Maria, Anna, Gries naît le 13 novembre 1898, à Gougenheim, à 20 km au Nord-Ouest de Strasbourg (Bas-Rhin – 67), en Alsace alors occupée par l’Allemagne.
À une date restant à préciser, elle épouse un nommé Sabot.
Son parcours est inconnu. Après son arrestation, elle se déclare domiciliée à Paris 2e, comme Suzanne Meugnot (ou dans le 11e ; à vérifier…).
Le 8 octobre 1942, elle est internée au camp allemand du Fort de Romainville, sur la commune des Lilas [1] (Seine-Saint-Denis – 93), en même temps que Suzanne Meugnot avec qui elle se chamaille. Les rescapées ne se sont pas rappelées d’où elles venaient, laquelle reprochait à l’autre de l’avoir fait arrêter, et pourquoi ?
Anna Sabot y est enregistrée sous le matricule n° 889.
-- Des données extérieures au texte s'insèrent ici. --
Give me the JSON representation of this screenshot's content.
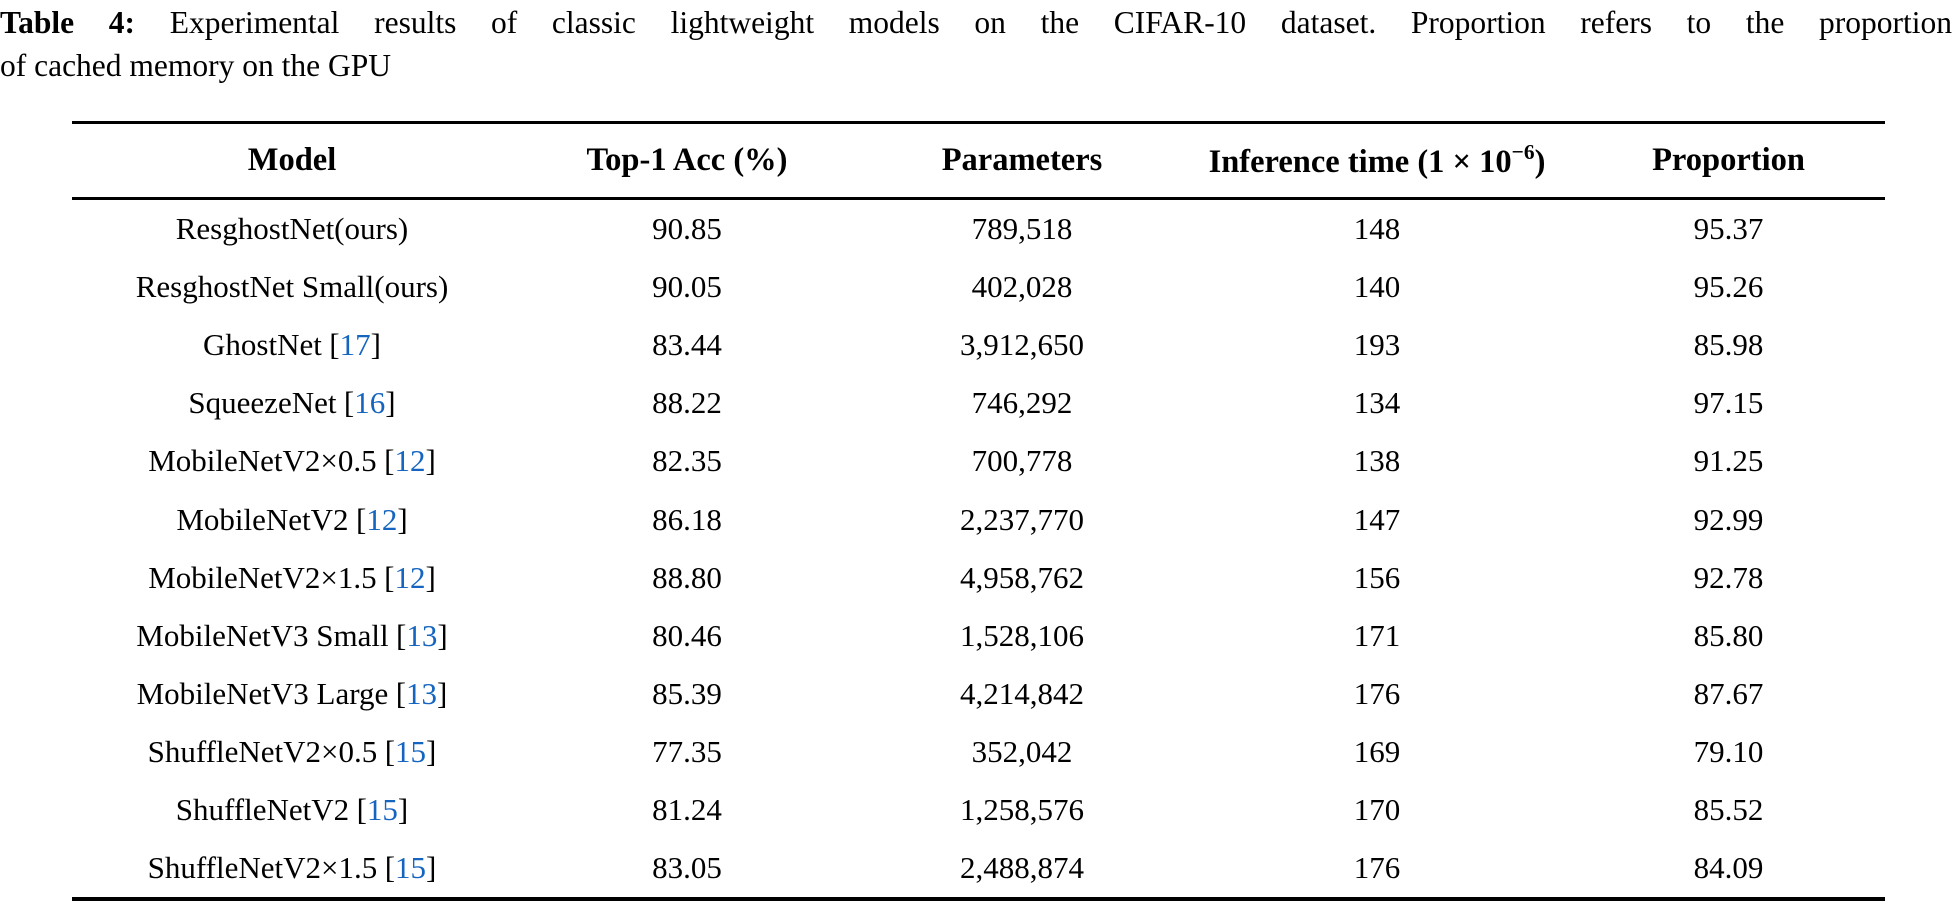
{
  "caption": {
    "label": "Table 4:",
    "line1": "Experimental results of classic lightweight models on the CIFAR-10 dataset. Proportion refers to the proportion",
    "line2": "of cached memory on the GPU"
  },
  "table": {
    "header": {
      "model": "Model",
      "acc": "Top-1 Acc (%)",
      "params": "Parameters",
      "inference_prefix": "Inference time (1 × 10",
      "inference_sup": "−6",
      "inference_suffix": ")",
      "proportion": "Proportion"
    },
    "rows": [
      {
        "model": "ResghostNet(ours)",
        "cite": null,
        "acc": "90.85",
        "params": "789,518",
        "time": "148",
        "prop": "95.37"
      },
      {
        "model": "ResghostNet Small(ours)",
        "cite": null,
        "acc": "90.05",
        "params": "402,028",
        "time": "140",
        "prop": "95.26"
      },
      {
        "model": "GhostNet",
        "cite": "17",
        "acc": "83.44",
        "params": "3,912,650",
        "time": "193",
        "prop": "85.98"
      },
      {
        "model": "SqueezeNet",
        "cite": "16",
        "acc": "88.22",
        "params": "746,292",
        "time": "134",
        "prop": "97.15"
      },
      {
        "model": "MobileNetV2×0.5",
        "cite": "12",
        "acc": "82.35",
        "params": "700,778",
        "time": "138",
        "prop": "91.25"
      },
      {
        "model": "MobileNetV2",
        "cite": "12",
        "acc": "86.18",
        "params": "2,237,770",
        "time": "147",
        "prop": "92.99"
      },
      {
        "model": "MobileNetV2×1.5",
        "cite": "12",
        "acc": "88.80",
        "params": "4,958,762",
        "time": "156",
        "prop": "92.78"
      },
      {
        "model": "MobileNetV3 Small",
        "cite": "13",
        "acc": "80.46",
        "params": "1,528,106",
        "time": "171",
        "prop": "85.80"
      },
      {
        "model": "MobileNetV3 Large",
        "cite": "13",
        "acc": "85.39",
        "params": "4,214,842",
        "time": "176",
        "prop": "87.67"
      },
      {
        "model": "ShuffleNetV2×0.5",
        "cite": "15",
        "acc": "77.35",
        "params": "352,042",
        "time": "169",
        "prop": "79.10"
      },
      {
        "model": "ShuffleNetV2",
        "cite": "15",
        "acc": "81.24",
        "params": "1,258,576",
        "time": "170",
        "prop": "85.52"
      },
      {
        "model": "ShuffleNetV2×1.5",
        "cite": "15",
        "acc": "83.05",
        "params": "2,488,874",
        "time": "176",
        "prop": "84.09"
      }
    ]
  },
  "colors": {
    "citation_blue": "#1565c0",
    "text": "#000000",
    "background": "#ffffff",
    "rule": "#000000"
  }
}
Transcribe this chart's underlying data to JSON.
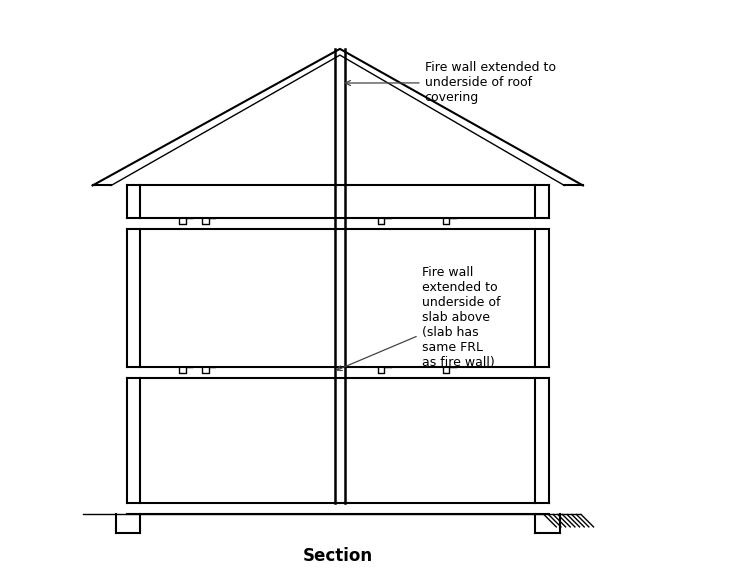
{
  "bg_color": "#ffffff",
  "line_color": "#000000",
  "title": "Section",
  "title_fontsize": 12,
  "annotation_fontsize": 9,
  "figsize": [
    7.5,
    5.82
  ],
  "dpi": 100,
  "xlim": [
    0,
    10
  ],
  "ylim": [
    0,
    9
  ],
  "annotation1_text": "Fire wall extended to\nunderside of roof\ncovering",
  "annotation2_text": "Fire wall\nextended to\nunderside of\nslab above\n(slab has\nsame FRL\nas fire wall)"
}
Le 22 janvier 1943, elle est parmi les cent premières femmes otages transférées en camions au camp de Royallieu à Compiègne (leurs fiches individuelles du Fort de Romainville indiquant « 22.1 Nach Compiègne uberstellt » : « transférée à Compiègne le 22.1 »). Le lendemain, un deuxième groupe de cent-vingt-deux détenues du Fort qui les y rejoint, auquel s’ajoutent huit prisonnières extraites d’autres lieux de détention (sept de la maison d’arrêt de Fresnes et une du dépôt de la préfecture de police de Paris). Toutes passent la nuit du 23 janvier à Royallieu, probablement dans un bâtiment du secteur C du camp.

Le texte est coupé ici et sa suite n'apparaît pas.